The use of a combination of a pulley and a wire rope has been known as a mechanism for controlling a movement of the carriage to move it laterally along the printing paper at high speed and to stop it exactly at predetermined positions. The driving mechanism of the type mentioned above for converting a rotational movement of a motor into a straight movement of the carriage has many advantages over the conventional system such as a lead screw driving system, a steel belt driving system or a timing belt driving system in that the construction is much simpler, the moment of inertia is very small, the durability and reliability are very high and the accumulation of errors due to a variation of the feeding pitch is relatively small.
There is a known carriage driving mechanism for a printer having a wire rope means, which comprises a pair of wire rope segments of a same length, one end of each segment being attached to a driving pulley and another end fixed to the carriage through a stationary pulley in the frame.
U.S. Pat. No. 3,872,960 discloses a typical example of the pulley and wire rope driving mechanism for a carriage of a high speed printer, in which the carriage carrying a printing wheel is coupled to a driving motor through a pulley which has attached to it each end of left and right wire rope segments of equal length, the other ends of the wire rope segments being attached to the machine frame. The wire rope segments are coupled to the carriage through a pulley arrangement.
In these prior printers, the driving force for driving the carriage is transmitted through the single wire rope and this wire rope has to be stretched under a certain stress in order to prevent the wire rope from being late in moving the carriage due to the elongation of the wire rope and to thereby insure an exact transmission of the driving force of the motor to the carriage. Therefore, the thickness of the wire rope should be large and hence the diameter of the pulley should also be large enough correspondingly for maintaining the resistance to the repeat bending fatigue, resulting in an increase of the movement of inertia.

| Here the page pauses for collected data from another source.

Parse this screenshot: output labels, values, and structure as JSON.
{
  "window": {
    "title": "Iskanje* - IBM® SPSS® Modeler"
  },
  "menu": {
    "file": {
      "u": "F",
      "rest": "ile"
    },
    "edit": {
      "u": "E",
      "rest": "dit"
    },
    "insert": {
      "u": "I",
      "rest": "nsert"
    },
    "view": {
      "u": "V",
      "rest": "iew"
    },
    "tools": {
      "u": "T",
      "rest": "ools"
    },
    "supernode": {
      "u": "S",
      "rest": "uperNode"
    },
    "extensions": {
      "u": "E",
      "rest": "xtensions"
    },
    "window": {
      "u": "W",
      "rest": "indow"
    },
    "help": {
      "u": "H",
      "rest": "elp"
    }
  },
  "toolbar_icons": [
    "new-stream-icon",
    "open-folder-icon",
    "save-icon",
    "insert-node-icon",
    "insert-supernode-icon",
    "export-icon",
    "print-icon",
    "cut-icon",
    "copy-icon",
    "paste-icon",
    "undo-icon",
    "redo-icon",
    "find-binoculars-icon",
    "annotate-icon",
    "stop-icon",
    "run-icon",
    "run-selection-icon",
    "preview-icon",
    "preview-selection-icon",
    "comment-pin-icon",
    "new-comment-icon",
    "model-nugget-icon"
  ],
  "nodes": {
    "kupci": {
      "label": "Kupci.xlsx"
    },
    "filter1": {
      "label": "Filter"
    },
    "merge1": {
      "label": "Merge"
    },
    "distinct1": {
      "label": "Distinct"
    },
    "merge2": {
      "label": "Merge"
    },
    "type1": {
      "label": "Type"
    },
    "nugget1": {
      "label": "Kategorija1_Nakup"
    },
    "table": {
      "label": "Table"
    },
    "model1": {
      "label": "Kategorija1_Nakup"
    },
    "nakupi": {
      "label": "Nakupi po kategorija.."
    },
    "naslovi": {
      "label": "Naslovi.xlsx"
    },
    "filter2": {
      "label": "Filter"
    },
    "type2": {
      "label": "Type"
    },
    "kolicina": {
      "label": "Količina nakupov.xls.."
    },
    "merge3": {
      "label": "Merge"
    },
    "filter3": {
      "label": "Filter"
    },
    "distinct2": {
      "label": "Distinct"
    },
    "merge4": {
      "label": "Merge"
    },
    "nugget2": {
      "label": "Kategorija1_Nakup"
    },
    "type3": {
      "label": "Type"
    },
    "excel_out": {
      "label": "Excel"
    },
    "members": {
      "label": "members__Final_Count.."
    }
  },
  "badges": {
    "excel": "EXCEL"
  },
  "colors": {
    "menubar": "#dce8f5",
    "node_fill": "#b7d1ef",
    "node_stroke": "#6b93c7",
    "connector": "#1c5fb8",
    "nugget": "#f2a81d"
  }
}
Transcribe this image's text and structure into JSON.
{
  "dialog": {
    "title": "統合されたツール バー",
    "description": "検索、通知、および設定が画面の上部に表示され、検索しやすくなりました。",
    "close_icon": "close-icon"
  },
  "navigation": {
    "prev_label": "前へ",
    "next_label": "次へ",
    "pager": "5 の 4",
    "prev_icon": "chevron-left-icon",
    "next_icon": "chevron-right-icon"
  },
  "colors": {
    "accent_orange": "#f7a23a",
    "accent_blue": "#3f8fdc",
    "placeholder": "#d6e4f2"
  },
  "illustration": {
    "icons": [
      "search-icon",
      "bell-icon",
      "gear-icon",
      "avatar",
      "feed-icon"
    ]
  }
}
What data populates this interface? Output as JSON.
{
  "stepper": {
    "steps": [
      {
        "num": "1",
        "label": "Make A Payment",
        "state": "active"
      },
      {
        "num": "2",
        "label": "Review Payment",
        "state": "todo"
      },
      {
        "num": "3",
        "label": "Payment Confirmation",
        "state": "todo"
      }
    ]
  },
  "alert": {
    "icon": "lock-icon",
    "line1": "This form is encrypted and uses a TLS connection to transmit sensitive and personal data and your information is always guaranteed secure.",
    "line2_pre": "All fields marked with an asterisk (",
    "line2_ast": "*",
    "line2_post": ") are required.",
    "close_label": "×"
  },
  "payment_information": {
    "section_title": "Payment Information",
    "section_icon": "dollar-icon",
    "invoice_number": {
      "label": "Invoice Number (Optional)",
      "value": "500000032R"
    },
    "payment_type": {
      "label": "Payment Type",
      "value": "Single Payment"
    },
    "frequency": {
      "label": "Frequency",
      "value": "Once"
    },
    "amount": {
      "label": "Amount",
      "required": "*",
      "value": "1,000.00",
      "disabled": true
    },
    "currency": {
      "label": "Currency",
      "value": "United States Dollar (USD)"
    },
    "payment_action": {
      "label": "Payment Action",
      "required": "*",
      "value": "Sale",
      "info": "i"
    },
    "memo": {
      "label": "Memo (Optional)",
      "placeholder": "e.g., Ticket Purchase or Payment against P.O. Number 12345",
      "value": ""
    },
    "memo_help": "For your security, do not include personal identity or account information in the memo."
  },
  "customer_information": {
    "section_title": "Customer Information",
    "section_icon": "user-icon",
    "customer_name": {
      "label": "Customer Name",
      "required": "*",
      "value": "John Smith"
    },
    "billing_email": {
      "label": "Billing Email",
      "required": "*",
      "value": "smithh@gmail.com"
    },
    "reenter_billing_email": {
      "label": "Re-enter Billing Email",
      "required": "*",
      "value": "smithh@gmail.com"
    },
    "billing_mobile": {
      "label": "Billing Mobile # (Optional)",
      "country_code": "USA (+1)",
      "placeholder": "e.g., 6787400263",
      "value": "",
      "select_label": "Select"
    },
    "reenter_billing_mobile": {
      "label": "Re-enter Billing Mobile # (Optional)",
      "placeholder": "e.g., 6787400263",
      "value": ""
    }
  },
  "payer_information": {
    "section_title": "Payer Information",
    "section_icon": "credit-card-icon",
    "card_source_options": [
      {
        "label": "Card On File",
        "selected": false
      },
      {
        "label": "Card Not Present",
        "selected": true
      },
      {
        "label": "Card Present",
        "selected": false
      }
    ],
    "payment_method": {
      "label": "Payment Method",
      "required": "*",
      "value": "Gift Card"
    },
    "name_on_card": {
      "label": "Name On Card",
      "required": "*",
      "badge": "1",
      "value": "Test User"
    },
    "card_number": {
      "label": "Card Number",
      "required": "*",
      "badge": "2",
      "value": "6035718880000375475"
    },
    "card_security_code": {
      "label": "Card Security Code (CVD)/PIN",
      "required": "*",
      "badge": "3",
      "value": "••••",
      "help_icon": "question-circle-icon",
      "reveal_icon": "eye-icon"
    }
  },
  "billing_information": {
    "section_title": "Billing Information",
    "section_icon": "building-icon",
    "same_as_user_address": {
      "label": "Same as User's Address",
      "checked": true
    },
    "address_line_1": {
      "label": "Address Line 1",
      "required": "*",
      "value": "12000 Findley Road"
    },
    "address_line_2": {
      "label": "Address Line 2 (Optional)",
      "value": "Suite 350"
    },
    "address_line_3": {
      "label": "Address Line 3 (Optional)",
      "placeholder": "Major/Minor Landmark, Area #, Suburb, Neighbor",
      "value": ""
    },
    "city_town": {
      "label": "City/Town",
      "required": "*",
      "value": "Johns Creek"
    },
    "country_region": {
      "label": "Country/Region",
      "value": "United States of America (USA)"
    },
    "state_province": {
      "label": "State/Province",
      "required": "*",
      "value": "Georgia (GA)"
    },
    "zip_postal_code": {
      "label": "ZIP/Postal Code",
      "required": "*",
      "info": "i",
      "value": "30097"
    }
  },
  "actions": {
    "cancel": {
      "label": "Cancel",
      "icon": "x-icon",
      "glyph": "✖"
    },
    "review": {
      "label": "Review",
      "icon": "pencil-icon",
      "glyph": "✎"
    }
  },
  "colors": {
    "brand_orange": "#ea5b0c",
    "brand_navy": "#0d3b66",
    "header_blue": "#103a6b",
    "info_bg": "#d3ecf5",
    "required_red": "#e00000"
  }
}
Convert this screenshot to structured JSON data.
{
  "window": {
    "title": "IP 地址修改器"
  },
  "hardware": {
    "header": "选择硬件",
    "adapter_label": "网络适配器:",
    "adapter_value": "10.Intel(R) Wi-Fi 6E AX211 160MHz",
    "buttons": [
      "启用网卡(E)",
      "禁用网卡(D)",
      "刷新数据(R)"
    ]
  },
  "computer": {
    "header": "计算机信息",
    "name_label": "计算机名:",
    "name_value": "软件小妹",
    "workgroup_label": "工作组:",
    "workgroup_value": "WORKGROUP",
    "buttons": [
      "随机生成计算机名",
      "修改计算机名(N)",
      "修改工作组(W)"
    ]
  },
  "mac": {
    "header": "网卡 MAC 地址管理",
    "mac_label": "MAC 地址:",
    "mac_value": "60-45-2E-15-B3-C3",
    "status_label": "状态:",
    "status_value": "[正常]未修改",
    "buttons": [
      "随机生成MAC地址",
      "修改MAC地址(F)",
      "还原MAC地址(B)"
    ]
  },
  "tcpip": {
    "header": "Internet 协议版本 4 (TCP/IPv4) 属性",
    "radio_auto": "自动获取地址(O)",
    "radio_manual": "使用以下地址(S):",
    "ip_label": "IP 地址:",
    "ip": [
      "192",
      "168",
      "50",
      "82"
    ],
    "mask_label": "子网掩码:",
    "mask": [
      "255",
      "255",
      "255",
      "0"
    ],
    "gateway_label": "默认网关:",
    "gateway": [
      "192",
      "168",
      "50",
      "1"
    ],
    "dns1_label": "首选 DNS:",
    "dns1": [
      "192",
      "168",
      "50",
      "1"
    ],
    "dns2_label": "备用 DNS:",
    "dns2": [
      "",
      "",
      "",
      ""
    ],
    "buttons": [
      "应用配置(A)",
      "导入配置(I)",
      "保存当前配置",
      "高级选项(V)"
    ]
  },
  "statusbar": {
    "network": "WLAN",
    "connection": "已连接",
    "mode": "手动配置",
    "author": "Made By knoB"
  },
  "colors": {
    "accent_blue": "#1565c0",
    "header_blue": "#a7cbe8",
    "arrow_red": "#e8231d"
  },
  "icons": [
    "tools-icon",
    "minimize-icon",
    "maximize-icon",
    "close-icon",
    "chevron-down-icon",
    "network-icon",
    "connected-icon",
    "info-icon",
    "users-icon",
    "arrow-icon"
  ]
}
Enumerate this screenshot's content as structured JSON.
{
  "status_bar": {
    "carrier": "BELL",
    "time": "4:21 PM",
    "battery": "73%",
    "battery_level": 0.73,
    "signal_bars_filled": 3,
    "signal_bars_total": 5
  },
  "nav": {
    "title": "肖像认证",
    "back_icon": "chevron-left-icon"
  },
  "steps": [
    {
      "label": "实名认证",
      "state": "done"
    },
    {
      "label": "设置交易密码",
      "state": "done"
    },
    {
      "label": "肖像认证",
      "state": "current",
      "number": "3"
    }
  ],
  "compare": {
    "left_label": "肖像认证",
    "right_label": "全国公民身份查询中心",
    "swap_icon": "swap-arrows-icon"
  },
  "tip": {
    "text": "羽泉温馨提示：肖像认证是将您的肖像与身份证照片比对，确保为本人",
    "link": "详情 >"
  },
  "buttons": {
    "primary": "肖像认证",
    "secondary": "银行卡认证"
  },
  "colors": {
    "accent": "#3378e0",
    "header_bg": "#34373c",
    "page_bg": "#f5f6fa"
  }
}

The above problems inherent to the prior printer, may be resolved by, for example, utilizing a pulley block to reduce the tension force to be exerted on the wire rope and making the diameter of the driving pulley correspondingly larger to take up the wire rope increased in length due to the use of the pulley block mechanism.
In this case, however, since the rotational angle of the motor may be increased in comparison with the system which does not use the pulley block and the inertia of the carriage unit converted on the motor shaft may be increased due to the increase of the diameter of the driving pulley, the tension force exerted on the wire rope is increased in spite of the intended reduction thereof due to the utilization of the pulley block. Therefore, it is very difficult to select an optimum condition between the various elements.